Saturday, October 27, 2007

Crossover Design

# Paralled Study Design: each subject is randomized to one and only one treatment

# Crossover Design: each subject receives more than one treatment in a specified sequene

# Crossover Trials assumes that patients usually have a chronically stable condition that will not vary between when they are taking the 1st and 2nd treatments.
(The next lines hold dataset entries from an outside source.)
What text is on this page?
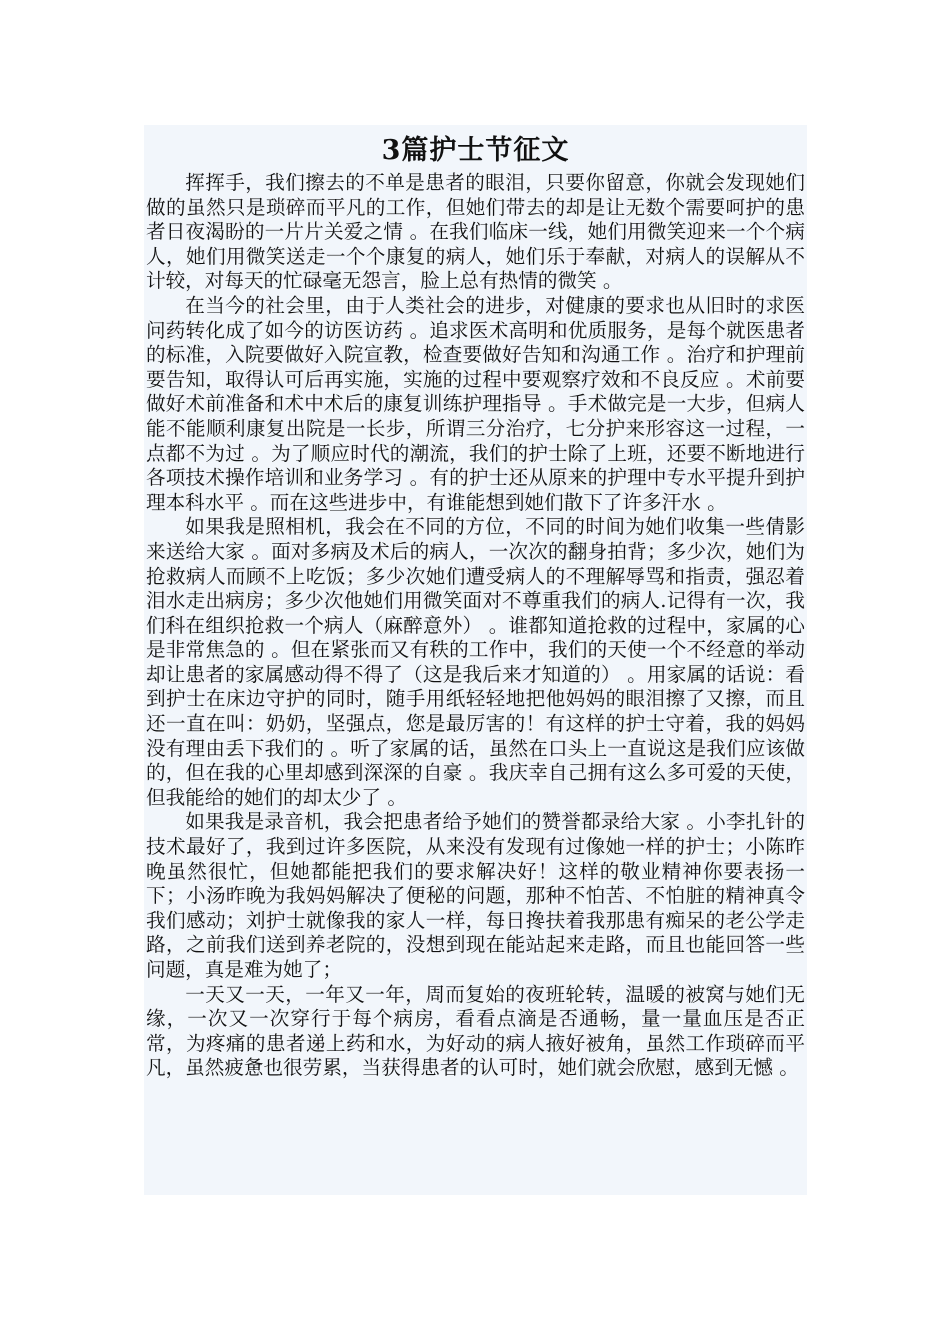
3篇护士节征文

挥挥手，我们擦去的不单是患者的眼泪，只要你留意，你就会发现她们做的虽然只是琐碎而平凡的工作，但她们带去的却是让无数个需要呵护的患者日夜渴盼的一片片关爱之情 。在我们临床一线，她们用微笑迎来一个个病人，她们用微笑送走一个个康复的病人，她们乐于奉献，对病人的误解从不计较，对每天的忙碌毫无怨言，脸上总有热情的微笑 。

在当今的社会里，由于人类社会的进步，对健康的要求也从旧时的求医问药转化成了如今的访医访药 。追求医术高明和优质服务，是每个就医患者的标准，入院要做好入院宣教，检查要做好告知和沟通工作 。治疗和护理前要告知，取得认可后再实施，实施的过程中要观察疗效和不良反应 。术前要做好术前准备和术中术后的康复训练护理指导 。手术做完是一大步，但病人能不能顺利康复出院是一长步，所谓三分治疗，七分护来形容这一过程，一点都不为过 。为了顺应时代的潮流，我们的护士除了上班，还要不断地进行各项技术操作培训和业务学习 。有的护士还从原来的护理中专水平提升到护理本科水平 。而在这些进步中，有谁能想到她们散下了许多汗水 。

如果我是照相机，我会在不同的方位，不同的时间为她们收集一些倩影来送给大家 。面对多病及术后的病人，一次次的翻身拍背；多少次，她们为抢救病人而顾不上吃饭；多少次她们遭受病人的不理解辱骂和指责，强忍着泪水走出病房；多少次他她们用微笑面对不尊重我们的病人.记得有一次，我们科在组织抢救一个病人（麻醉意外） 。谁都知道抢救的过程中，家属的心是非常焦急的 。但在紧张而又有秩的工作中，我们的天使一个不经意的举动却让患者的家属感动得不得了（这是我后来才知道的） 。用家属的话说：看到护士在床边守护的同时，随手用纸轻轻地把他妈妈的眼泪擦了又擦，而且还一直在叫：奶奶，坚强点，您是最厉害的！有这样的护士守着，我的妈妈没有理由丢下我们的 。听了家属的话，虽然在口头上一直说这是我们应该做的，但在我的心里却感到深深的自豪 。我庆幸自己拥有这么多可爱的天使，但我能给的她们的却太少了 。

如果我是录音机，我会把患者给予她们的赞誉都录给大家 。小李扎针的技术最好了，我到过许多医院，从来没有发现有过像她一样的护士；小陈昨晚虽然很忙，但她都能把我们的要求解决好！这样的敬业精神你要表扬一下；小汤昨晚为我妈妈解决了便秘的问题，那种不怕苦、不怕脏的精神真令我们感动；刘护士就像我的家人一样，每日搀扶着我那患有痴呆的老公学走路，之前我们送到养老院的，没想到现在能站起来走路，而且也能回答一些问题，真是难为她了；

一天又一天，一年又一年，周而复始的夜班轮转，温暖的被窝与她们无缘，一次又一次穿行于每个病房，看看点滴是否通畅，量一量血压是否正常，为疼痛的患者递上药和水，为好动的病人掖好被角，虽然工作琐碎而平凡，虽然疲惫也很劳累，当获得患者的认可时，她们就会欣慰，感到无憾 。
# p*q crossover design: p sequences of treatments administered over q different dosing periods.

### Advantages of crossover trials over parallel studies

# Treatment differences can be based on within-subject comparisons instead of between-subject comparisons (less variability is expected).

# require less sample size
N(cross over) = (1-r)*N(paralle) / 2 , where r is correlation coefficient

# a crossover design provides the least-biased estimates for the difference between treatments assuming that the response of subjects to treatment is consistent

### Main limitations of crossver trials

# crossover trials pose greater inconvenience to the subjects
# censored observations due to subject withdrawal have a higher impact
# subjects should be in a comparable condition at the start of each treatment period; it is more appropriate for chronic disease that have a stable set of symptoms, while it is not suitable either for acute conditions, for primary outcomes that are permanent or for terminal events (pregnancy or death).
# it requires fewer patients, but not for Phase III study in which needs large sample size anyway.